Developing a new Extractor

When you are working on a use case for which we might not have an extractor already you can write a new extractor, and deploy in your cluster and add new capabilities to Indexify.

Concepts

An extractor receives unstructured data in a Content object and transforms the content into one or many Content, each output content can optionally have a Feature added to it during extraction. For example, you could split a PDF content into three content with their text and corresponding embedding or some other metadata such as tabular information encoded as JSON metadata.

The content object has the following properties -

data - The unstructured data encoded as raw bytes.
content_type - The mime type of the data. For example, text/plain, image/png, etc. This allows you to decode the bytes correctly.
labels - Optional Key Value metadata associated with the content provided by users or added by Indexify. Labels are meant for filtering content while deciding which bindings are invoked on them or for storing user defined opaque metadata
Feature - Optional Feature associated with the content, such as embedding or JSON metadata. Embeddings are stored in indexes in Vector Store and JSON metadata are stored in structured store such as Postgres. Features are searchable, if they are embedding you can perform KNN search on the resulting index, if it's JSON you could do JSON path queries on them.

The Content object is defined here

Feature

Feature is some form of extracted information from unstructured data. Embedding, or JSON metadata are the possible features for now. Features extracted are indexed and searchable. Features can be easily constructed from helper methods You can optionally give features a name such as my_custom_text_embedding, we use the names as sufixes of index names.

Install the Extractor SDK

pip install indexify-extractor-sdk

Start from a template

The following command will create a template for a new extractor in the current directory.

git clone https://github.com/tensorlakeai/indexify-extractor-template

Implement the Extractor

The template contains a MyExtractor extractor in the custom_extractor.py file. Implement the extract method, which accepts a Content and produces a list of Content. The output content list is usually some form of transformation of the input and some features related to it. The valid output features are Embedding and Metadata.

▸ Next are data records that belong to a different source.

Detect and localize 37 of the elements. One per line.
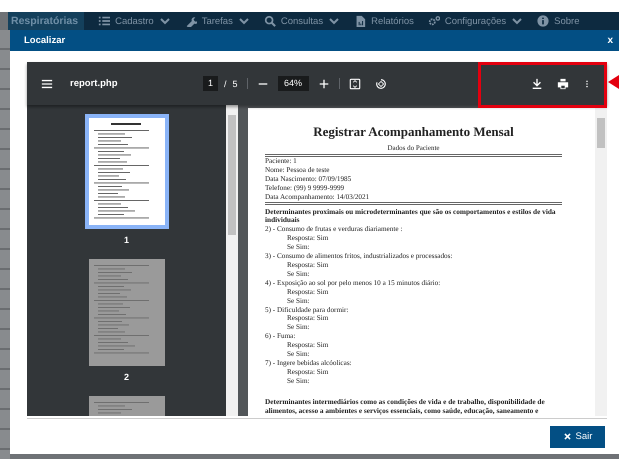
list-icon [98,15,110,27]
print-icon [557,78,569,90]
download-button[interactable] [531,78,543,90]
report-icon [354,15,366,27]
rotate-icon [374,78,387,90]
nav-menu-item[interactable]: Sobre [537,15,580,27]
zoom-in-button[interactable] [318,78,330,90]
print-button[interactable] [557,78,569,90]
download-icon [531,78,543,90]
nav-menu-item[interactable]: Relatórios [354,15,414,27]
fit-page-button[interactable] [348,78,361,90]
nav-menu-item[interactable]: Consultas [264,15,340,27]
wrench-icon [184,15,197,27]
nav-menu-item[interactable]: Cadastro [98,15,171,27]
exit-button[interactable]: Sair [550,426,605,448]
search-icon [264,15,276,27]
arrow-icon [608,74,619,90]
scrollbar[interactable] [226,105,238,416]
menu-icon [41,78,53,90]
page-separator: / [224,78,227,88]
info-icon [537,15,550,27]
scrollbar[interactable] [595,108,607,416]
rotate-button[interactable] [374,78,387,90]
zoom-field[interactable]: 64% [278,76,309,91]
plus-icon [318,78,330,90]
page-count: 5 [232,78,238,88]
document-title: Registrar Acompanhamento Mensal [312,124,515,140]
file-name: report.php [70,78,118,89]
page-number-field[interactable]: 1 [203,76,218,91]
menu-button[interactable] [41,78,53,90]
nav-menu-item[interactable]: Configurações [428,15,524,27]
close-icon [562,432,572,441]
dialog-title: Localizar [24,35,66,46]
app-brand: Respiratórias [8,12,84,30]
close-button[interactable]: x [607,35,613,46]
fit-page-icon [348,78,361,90]
nav-menu-item[interactable]: Tarefas [184,15,250,27]
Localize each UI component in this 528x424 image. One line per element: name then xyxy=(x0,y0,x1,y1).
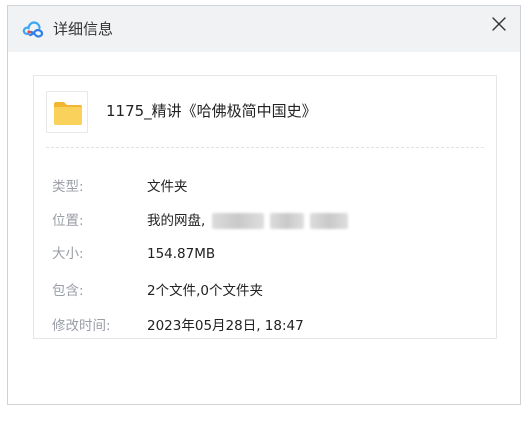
detail-label: 大小: xyxy=(52,246,84,262)
folder-icon xyxy=(54,102,82,125)
detail-row-contains: 包含: 2个文件,0个文件夹 xyxy=(52,281,472,301)
blurred-path-segment xyxy=(310,213,348,229)
baidu-netdisk-logo-icon xyxy=(22,21,44,38)
details-dialog: 详细信息 1175_精讲《哈佛极简中国史》 类型: 文件夹 位置: 我的网盘, … xyxy=(7,5,521,405)
detail-value: 154.87MB xyxy=(147,246,216,262)
detail-label: 位置: xyxy=(52,213,84,229)
detail-label: 类型: xyxy=(52,179,84,195)
detail-label: 包含: xyxy=(52,283,84,299)
detail-row-location: 位置: 我的网盘, xyxy=(52,211,472,231)
detail-value: 2023年05月28日, 18:47 xyxy=(147,318,304,334)
divider xyxy=(46,147,484,148)
file-name: 1175_精讲《哈佛极简中国史》 xyxy=(106,102,317,120)
blurred-path-segment xyxy=(212,213,264,229)
close-icon[interactable] xyxy=(489,14,509,34)
detail-value: 文件夹 xyxy=(147,179,188,195)
title-bar: 详细信息 xyxy=(8,6,520,52)
file-info-card: 1175_精讲《哈佛极简中国史》 类型: 文件夹 位置: 我的网盘, 大小: 1… xyxy=(33,75,497,339)
blurred-path-segment xyxy=(270,213,304,229)
detail-row-size: 大小: 154.87MB xyxy=(52,244,472,264)
dialog-title: 详细信息 xyxy=(53,20,114,38)
detail-label: 修改时间: xyxy=(52,318,111,334)
detail-value: 2个文件,0个文件夹 xyxy=(147,283,263,299)
file-thumbnail xyxy=(46,91,88,133)
detail-row-modified: 修改时间: 2023年05月28日, 18:47 xyxy=(52,316,472,336)
detail-value: 我的网盘, xyxy=(147,213,206,229)
detail-row-type: 类型: 文件夹 xyxy=(52,177,472,197)
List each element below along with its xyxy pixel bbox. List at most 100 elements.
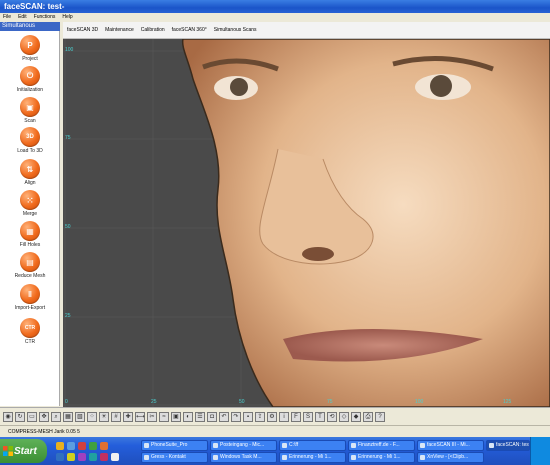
scan-button[interactable]: ▣ Scan: [0, 97, 60, 124]
mesh-tool-icon[interactable]: ▦: [63, 411, 73, 422]
help-tool-icon[interactable]: ?: [375, 411, 385, 422]
task-windows-task-manager[interactable]: Windows Task M...: [210, 452, 277, 463]
zoom-tool-icon[interactable]: ⌕: [51, 411, 61, 422]
task-erinnerung-1[interactable]: Erinnerung - Mi 1...: [279, 452, 346, 463]
grid-tool-icon[interactable]: #: [111, 411, 121, 422]
nav-facescan-3d[interactable]: faceSCAN 3D: [67, 27, 98, 33]
project-label: Project: [22, 56, 38, 62]
menu-edit[interactable]: Edit: [18, 13, 27, 22]
merge-icon: ⁙: [20, 190, 40, 210]
axis-tool-icon[interactable]: ✚: [123, 411, 133, 422]
reduce-mesh-label: Reduce Mesh: [14, 273, 46, 279]
import-export-button[interactable]: ‖ Import-Export: [0, 284, 60, 311]
task-posteingang[interactable]: Posteingang - Mic...: [210, 440, 277, 451]
undo-tool-icon[interactable]: ↶: [219, 411, 229, 422]
quicklaunch-icon-9[interactable]: [89, 453, 97, 461]
menu-bar: File Edit Functions Help: [0, 13, 550, 22]
shaded-tool-icon[interactable]: ◆: [351, 411, 361, 422]
scan-label: Scan: [24, 118, 36, 124]
task-facescan-test[interactable]: faceSCAN: test-: [486, 440, 530, 451]
x-tick-75: 75: [327, 399, 333, 405]
light-tool-icon[interactable]: ☀: [99, 411, 109, 422]
quicklaunch-icon-10[interactable]: [100, 453, 108, 461]
task-xnview[interactable]: XnView - [<Clipb...: [417, 452, 484, 463]
x-tick-50: 50: [239, 399, 245, 405]
x-tick-100: 100: [415, 399, 424, 405]
y-tick-50: 50: [65, 224, 71, 230]
align-button[interactable]: ⇅ Align: [0, 159, 60, 186]
task-finanztreff[interactable]: Finanztreff.de - F...: [348, 440, 415, 451]
nav-maintenance[interactable]: Maintenance: [105, 27, 134, 33]
reset-view-icon[interactable]: ⟲: [327, 411, 337, 422]
quicklaunch-icon-4[interactable]: [89, 442, 97, 450]
front-view-icon[interactable]: F: [291, 411, 301, 422]
texture-tool-icon[interactable]: ▧: [75, 411, 85, 422]
task-c-ff[interactable]: C:\ff: [279, 440, 346, 451]
nostril: [302, 247, 334, 261]
quicklaunch-icon-8[interactable]: [78, 453, 86, 461]
task-facescan-iii[interactable]: faceSCAN III - Mi...: [417, 440, 484, 451]
measure-tool-icon[interactable]: ⟷: [135, 411, 145, 422]
save-tool-icon[interactable]: ▪: [243, 411, 253, 422]
load-to-3d-button[interactable]: 3D Load To 3D: [0, 127, 60, 154]
smooth-tool-icon[interactable]: ≈: [159, 411, 169, 422]
ctr-icon: CTR: [20, 318, 40, 338]
fill-holes-label: Fill Holes: [19, 242, 41, 248]
task-phonesuite[interactable]: PhoneSuite_Pro: [141, 440, 208, 451]
ctr-label: CTR: [24, 339, 36, 345]
camera-tool-icon[interactable]: ◘: [207, 411, 217, 422]
quicklaunch-icon-3[interactable]: [78, 442, 86, 450]
merge-button[interactable]: ⁙ Merge: [0, 190, 60, 217]
export-tool-icon[interactable]: ⇪: [255, 411, 265, 422]
color-tool-icon[interactable]: ◐: [183, 411, 193, 422]
points-tool-icon[interactable]: ⁘: [87, 411, 97, 422]
face-scan-render: [63, 39, 550, 407]
info-tool-icon[interactable]: i: [279, 411, 289, 422]
3d-viewport[interactable]: 100 75 50 25 0 25 50 75 100 125: [63, 39, 550, 407]
align-label: Align: [24, 180, 36, 186]
layer-tool-icon[interactable]: ☰: [195, 411, 205, 422]
print-tool-icon[interactable]: ⎙: [363, 411, 373, 422]
side-view-icon[interactable]: S: [303, 411, 313, 422]
quicklaunch-icon-1[interactable]: [56, 442, 64, 450]
wireframe-tool-icon[interactable]: ◇: [339, 411, 349, 422]
quicklaunch-icon-7[interactable]: [67, 453, 75, 461]
start-button[interactable]: Start: [0, 439, 47, 463]
top-view-icon[interactable]: T: [315, 411, 325, 422]
import-export-label: Import-Export: [14, 305, 46, 311]
quicklaunch-icon-11[interactable]: [111, 453, 119, 461]
system-tray[interactable]: [530, 437, 550, 465]
nav-simultanous-scans[interactable]: Simultanous Scans: [214, 27, 257, 33]
reduce-mesh-button[interactable]: ▤ Reduce Mesh: [0, 252, 60, 279]
move-tool-icon[interactable]: ✥: [39, 411, 49, 422]
windows-taskbar: Start PhoneSuite_Pro Posteingang - Mic..…: [0, 437, 550, 465]
menu-help[interactable]: Help: [62, 13, 72, 22]
project-button[interactable]: P Project: [0, 35, 60, 62]
quicklaunch-icon-5[interactable]: [100, 442, 108, 450]
ctr-button[interactable]: CTR CTR: [0, 318, 60, 345]
redo-tool-icon[interactable]: ↷: [231, 411, 241, 422]
settings-tool-icon[interactable]: ⚙: [267, 411, 277, 422]
fill-holes-button[interactable]: ▦ Fill Holes: [0, 221, 60, 248]
load-3d-icon: 3D: [20, 127, 40, 147]
quicklaunch-icon-6[interactable]: [56, 453, 64, 461]
fill-tool-icon[interactable]: ▣: [171, 411, 181, 422]
menu-file[interactable]: File: [3, 13, 11, 22]
task-gress-kontakt[interactable]: Gress - Kontakt: [141, 452, 208, 463]
y-tick-75: 75: [65, 135, 71, 141]
task-erinnerung-2[interactable]: Erinnerung - Mi 1...: [348, 452, 415, 463]
tab-simultanous[interactable]: Simultanous: [0, 22, 60, 31]
y-tick-25: 25: [65, 313, 71, 319]
rotate-tool-icon[interactable]: ↻: [15, 411, 25, 422]
view-tool-icon[interactable]: ◉: [3, 411, 13, 422]
fill-holes-icon: ▦: [20, 221, 40, 241]
select-tool-icon[interactable]: ▭: [27, 411, 37, 422]
nav-calibration[interactable]: Calibration: [141, 27, 165, 33]
quicklaunch-icon-2[interactable]: [67, 442, 75, 450]
initialization-button[interactable]: ⏻ Initialization: [0, 66, 60, 93]
x-tick-25: 25: [151, 399, 157, 405]
menu-functions[interactable]: Functions: [34, 13, 56, 22]
reduce-mesh-icon: ▤: [20, 252, 40, 272]
cut-tool-icon[interactable]: ✂: [147, 411, 157, 422]
nav-facescan-360[interactable]: faceSCAN 360°: [172, 27, 207, 33]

def extract(self, content: Content) -> List[Content]:
    """
    Extracts features from content.
    """
    output: List[Content] = []
    chunks = content.chunk()
    for chunk in chunks:
        embedding = get_embedding(chunk)
        entities = run_ner_model(chunk)
        embed_chunk = Content.from_text(text=chunk, feature=Feature.embedding(name="text_embedding", values=embedding))
        metadata_chunk = Content.from_text(text=chunk, feature=Feature.metadata(name="metadata", json.dumps(entities))),
        output.append([embed_chunk, metadata_chunk])
    return output

In this example we iterate over a list of content, chunk each content, run a NER model and an embedding model over each chunk and return them as features along with the chunks of text.

Extractor Dependencies

Use any python or native system dependencies in your extractors because we can package them in a container to deploy them to production.

Extractor Metadata

Add a name to your extractor, a description of what it does and python and system dependencies. These goes in attributes/properties of your Extractor class -

name - The name of the extractor. We use the name of the extractor also to name the container package.
description - Long description of the extractor
python_dependencies - List of python dependencies that you are importing in the extractor. Example - ["torch", "transformers"]
system_dependencies - List of system dependencies of the extractor such as any native dependencies of the model or packages you are using. Example - ["curl", "protobuf-compiler"]
input_mime_types - The list of input data types the extractor can handle. We use standard mime types as the API. Default is ["text/plain], and you can override or specify which ones your extractor supports from the list here

Test the extractor locally

Extractors are just python modules so you can write a unit test like any any other python module. You should also test the extractor using the indexify binary to make sure it works as expected.

indexify-extractor run-local custom_extractor:MyExtractor --text "hello world"

Join with Control Plane

You can join the extractor with the Indexfy server for it to receive streams of content to extract from

indexify-extractor join-server

Package the extractor

Once you have tested the package, package it into a container. From here the extractor is deployable to production using Kubernetes, ECS or other container based deployment platforms.

indexify-extractor package </path/to/extractor>:<ExtractorClass>

If you want to package an extractor in a container that support NVIDIA GPU, you can pass the --gpu flag to the package command.

The packaged extractors should also be visible as a docker container locally.

docker images